Le patron de la faîtière mondiale du football (FIFA), Gianni Infantino, a condamné les comportements de certains joueurs et encadreurs durant la finale de ce 18 janvier, en signe de protestation contre une décision arbitrale en plein match, et l’envahissement de la pelouse de Rabat par certains supporters pour les mêmes fins précitées. Le numéro un de la FIFA a visé expressément joueurs et équipe du Sénégal dans cette condamnation brève.

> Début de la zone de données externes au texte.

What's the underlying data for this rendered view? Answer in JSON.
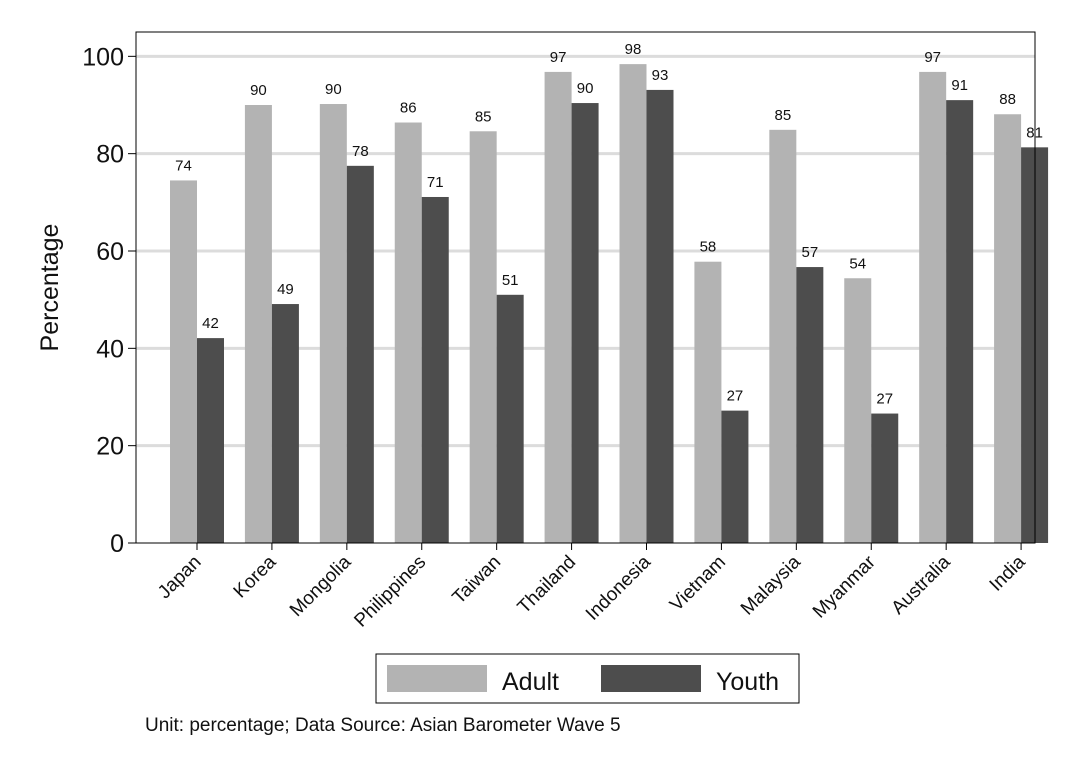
{
  "chart_data": {
    "type": "bar",
    "ylabel": "Percentage",
    "xlabel": "",
    "ylim": [
      0,
      105
    ],
    "yticks": [
      0,
      20,
      40,
      60,
      80,
      100
    ],
    "grid": true,
    "legend_position": "bottom",
    "categories": [
      "Japan",
      "Korea",
      "Mongolia",
      "Philippines",
      "Taiwan",
      "Thailand",
      "Indonesia",
      "Vietnam",
      "Malaysia",
      "Myanmar",
      "Australia",
      "India"
    ],
    "series": [
      {
        "name": "Adult",
        "color": "#b3b3b3",
        "values": [
          74.5,
          90,
          90.2,
          86.4,
          84.6,
          96.8,
          98.4,
          57.8,
          84.9,
          54.4,
          96.8,
          88.1
        ],
        "labels": [
          "74",
          "90",
          "90",
          "86",
          "85",
          "97",
          "98",
          "58",
          "85",
          "54",
          "97",
          "88"
        ]
      },
      {
        "name": "Youth",
        "color": "#4d4d4d",
        "values": [
          42.1,
          49.1,
          77.5,
          71.1,
          51,
          90.4,
          93.1,
          27.2,
          56.7,
          26.6,
          91,
          81.3
        ],
        "labels": [
          "42",
          "49",
          "78",
          "71",
          "51",
          "90",
          "93",
          "27",
          "57",
          "27",
          "91",
          "81"
        ]
      }
    ]
  },
  "note": "Unit: percentage; Data Source: Asian Barometer Wave 5"
}
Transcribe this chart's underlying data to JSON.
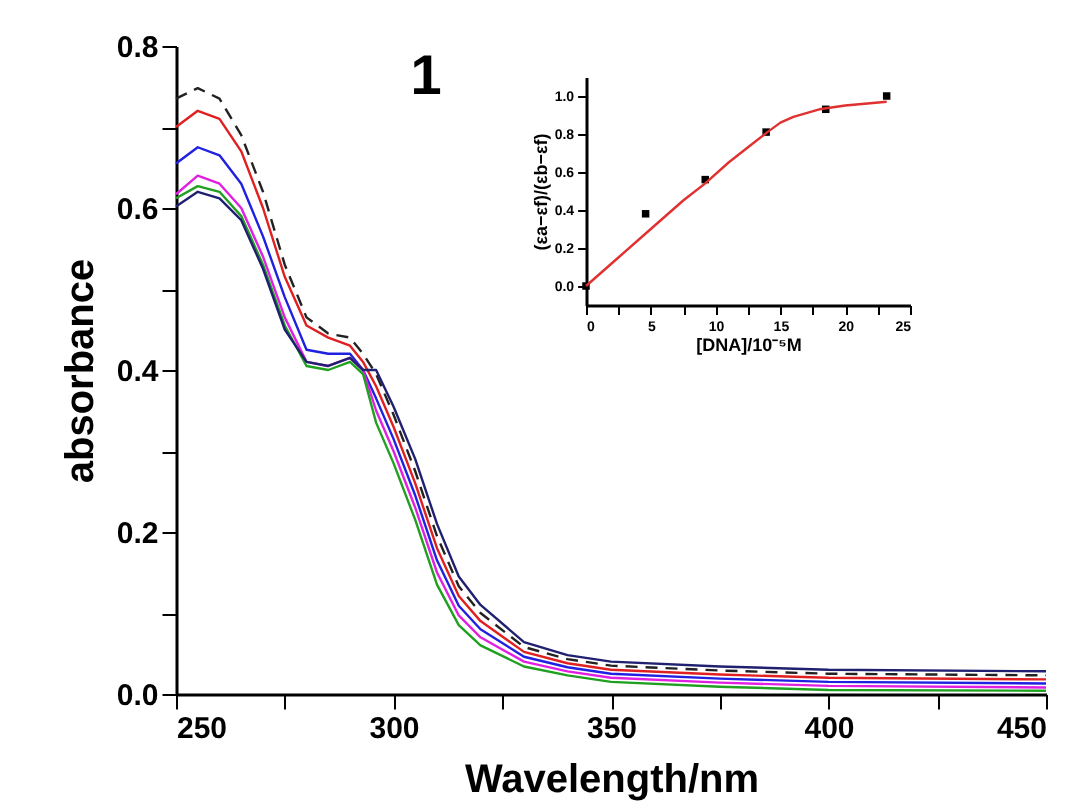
{
  "chart_data": [
    {
      "type": "line",
      "xlabel": "Wavelength/nm",
      "ylabel": "absorbance",
      "annotations": [
        "1"
      ],
      "x": [
        250,
        255,
        260,
        265,
        270,
        275,
        280,
        285,
        290,
        293,
        296,
        300,
        305,
        310,
        315,
        320,
        330,
        340,
        350,
        375,
        400,
        450
      ],
      "xlim": [
        250,
        450
      ],
      "ylim": [
        0,
        0.8
      ],
      "xticks": [
        250,
        {
          "value": 275,
          "label": null
        },
        300,
        {
          "value": 325,
          "label": null
        },
        350,
        {
          "value": 375,
          "label": null
        },
        400,
        {
          "value": 425,
          "label": null
        },
        450
      ],
      "yticks": [
        {
          "value": 0,
          "label": "0.0"
        },
        {
          "value": 0.1,
          "label": null
        },
        0.2,
        {
          "value": 0.3,
          "label": null
        },
        0.4,
        {
          "value": 0.5,
          "label": null
        },
        0.6,
        {
          "value": 0.7,
          "label": null
        },
        0.8
      ],
      "series": [
        {
          "color": "#222222",
          "line_style": "dashed",
          "values": [
            0.735,
            0.748,
            0.735,
            0.69,
            0.62,
            0.53,
            0.465,
            0.445,
            0.44,
            0.42,
            0.395,
            0.345,
            0.275,
            0.195,
            0.133,
            0.1,
            0.058,
            0.043,
            0.035,
            0.029,
            0.025,
            0.023
          ]
        },
        {
          "color": "#e02020",
          "line_style": "solid",
          "values": [
            0.7,
            0.72,
            0.71,
            0.67,
            0.6,
            0.515,
            0.455,
            0.44,
            0.43,
            0.41,
            0.38,
            0.33,
            0.26,
            0.18,
            0.121,
            0.09,
            0.052,
            0.038,
            0.03,
            0.024,
            0.02,
            0.018
          ]
        },
        {
          "color": "#2020e0",
          "line_style": "solid",
          "values": [
            0.655,
            0.675,
            0.665,
            0.63,
            0.565,
            0.49,
            0.425,
            0.42,
            0.42,
            0.4,
            0.365,
            0.315,
            0.245,
            0.165,
            0.109,
            0.08,
            0.046,
            0.033,
            0.025,
            0.019,
            0.015,
            0.013
          ]
        },
        {
          "color": "#e020e0",
          "line_style": "solid",
          "values": [
            0.617,
            0.64,
            0.63,
            0.6,
            0.54,
            0.465,
            0.41,
            0.405,
            0.415,
            0.4,
            0.35,
            0.3,
            0.23,
            0.15,
            0.097,
            0.07,
            0.04,
            0.028,
            0.02,
            0.014,
            0.01,
            0.008
          ]
        },
        {
          "color": "#20a020",
          "line_style": "solid",
          "values": [
            0.612,
            0.627,
            0.62,
            0.59,
            0.53,
            0.455,
            0.405,
            0.4,
            0.41,
            0.395,
            0.335,
            0.285,
            0.215,
            0.135,
            0.085,
            0.06,
            0.034,
            0.023,
            0.015,
            0.009,
            0.005,
            0.004
          ]
        },
        {
          "color": "#202070",
          "line_style": "solid",
          "values": [
            0.602,
            0.62,
            0.612,
            0.585,
            0.525,
            0.45,
            0.41,
            0.405,
            0.415,
            0.4,
            0.4,
            0.355,
            0.29,
            0.21,
            0.145,
            0.11,
            0.064,
            0.048,
            0.04,
            0.034,
            0.03,
            0.028
          ]
        }
      ]
    },
    {
      "type": "scatter",
      "xlabel": "[DNA]/10⁻⁵M",
      "ylabel": "(εa−εf)/(εb−εf)",
      "xlim": [
        0,
        25
      ],
      "ylim": [
        -0.1,
        1.1
      ],
      "xticks": [
        0,
        {
          "value": 2.5,
          "label": null
        },
        5,
        {
          "value": 7.5,
          "label": null
        },
        10,
        {
          "value": 12.5,
          "label": null
        },
        15,
        {
          "value": 17.5,
          "label": null
        },
        20,
        {
          "value": 22.5,
          "label": null
        },
        25
      ],
      "yticks": [
        {
          "value": 0,
          "label": "0.0"
        },
        0.2,
        0.4,
        0.6,
        0.8,
        {
          "value": 1,
          "label": "1.0"
        }
      ],
      "series": [
        {
          "type": "scatter",
          "marker": "square",
          "color": "#000000",
          "x": [
            0,
            4.6,
            9.2,
            13.9,
            18.5,
            23.2
          ],
          "values": [
            0,
            0.38,
            0.56,
            0.81,
            0.93,
            1.0
          ]
        },
        {
          "type": "line",
          "line_style": "solid",
          "color": "#e03030",
          "x": [
            0,
            2.5,
            5,
            7.5,
            9.2,
            11,
            12.5,
            14,
            15,
            16,
            17,
            18,
            20,
            23.2
          ],
          "values": [
            0,
            0.15,
            0.3,
            0.45,
            0.54,
            0.65,
            0.73,
            0.81,
            0.86,
            0.89,
            0.91,
            0.93,
            0.95,
            0.97
          ]
        }
      ]
    }
  ]
}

A la suite de la FIFA, la CAF a aussi « condamné l’attitude inacceptable de certains joueurs et officiels durant la finale de ce 18 janvier » sans mentionner explicitement des noms. Dans le même ordre d’idées, et par la même occasion, la CAF a « jugé déplorables toutes attitudes de défiance, durant des rencontres, à l’égard du corps arbitral et des organisateurs de compétitions » sur le continent africain.
L’instance suprême du football africain informe qu’elle « analyse de près toutes ces inconduites » qu’elle a versées auprès de ses instances compétentes pour des sanctions « appropriées » contre les éventuels coupables de ces actions.
Les règles de base de la CAF et de la FIFA prévoient des sanctions précises en cas d’envahissement de la pelouse par des supporters d’une équipe, d’expression de la défiance à l’égard du corps arbitral ou d’autres officiels par joueurs et encadreurs d’une formation. Le bouderie d’une rencontre en cours est aussi encadrée par des règles bien précises de ces deux instances.
Des faits têtus durant une finale objet de commentaires passionnés et nationalistes
Un but refusé à la sélection sénégalaise par l’arbitre congolais (de la RDC) Jean-Jacques Ngambo Ndala (et ses assistants Bongele Ngila et Gradel Mbilizi) en fin de 2è mi-temps a commencé par déclencher le courroux des supporters des Lions de la Teranga massés derrière les buts de Yassine Bounou. Une colère qui montera crescendo lorsque le même corps arbitral va accorder un penalty aux Marocains. Joueurs et encadrements des deux équipes vont alors s’enfermer dans près de 20 min de défiance verbale et des tentatives de rixe.
Un visionnage approprié des images de la finale de ce 18 janvier montre que Jean-Jacques Ngambo Ndala avait donné un coup de sifflet avant le but marqué (et refusé) du Sénégal, suite à une faute sur le défenseur A. Hakimi. Dans le même sens, la consultation de la VAR sur la faute commise sur Brahim Diaz est légitime, et la faute sifflée contre le Sénégal était une évidence sportive.
Un débat passionné mêlé de patriotisme agite le web entre fanatiques du football africain depuis les incidents ayant émaillé la finale de ce 18 janvier. A Rabat comme dans d’autres villes du Maroc, le film de la rencontre Sénégal-Maroc est rejoué dans plusieurs conversations ce 19 janvier, après la mer de déceptions infligée aux Marocains par la défaite de leur sélection.
Une équipe qui court derrière une 2è consécration continentale depuis 1976 (en Ethiopie), après sa finale perdue en 2004 contre la Tunisie.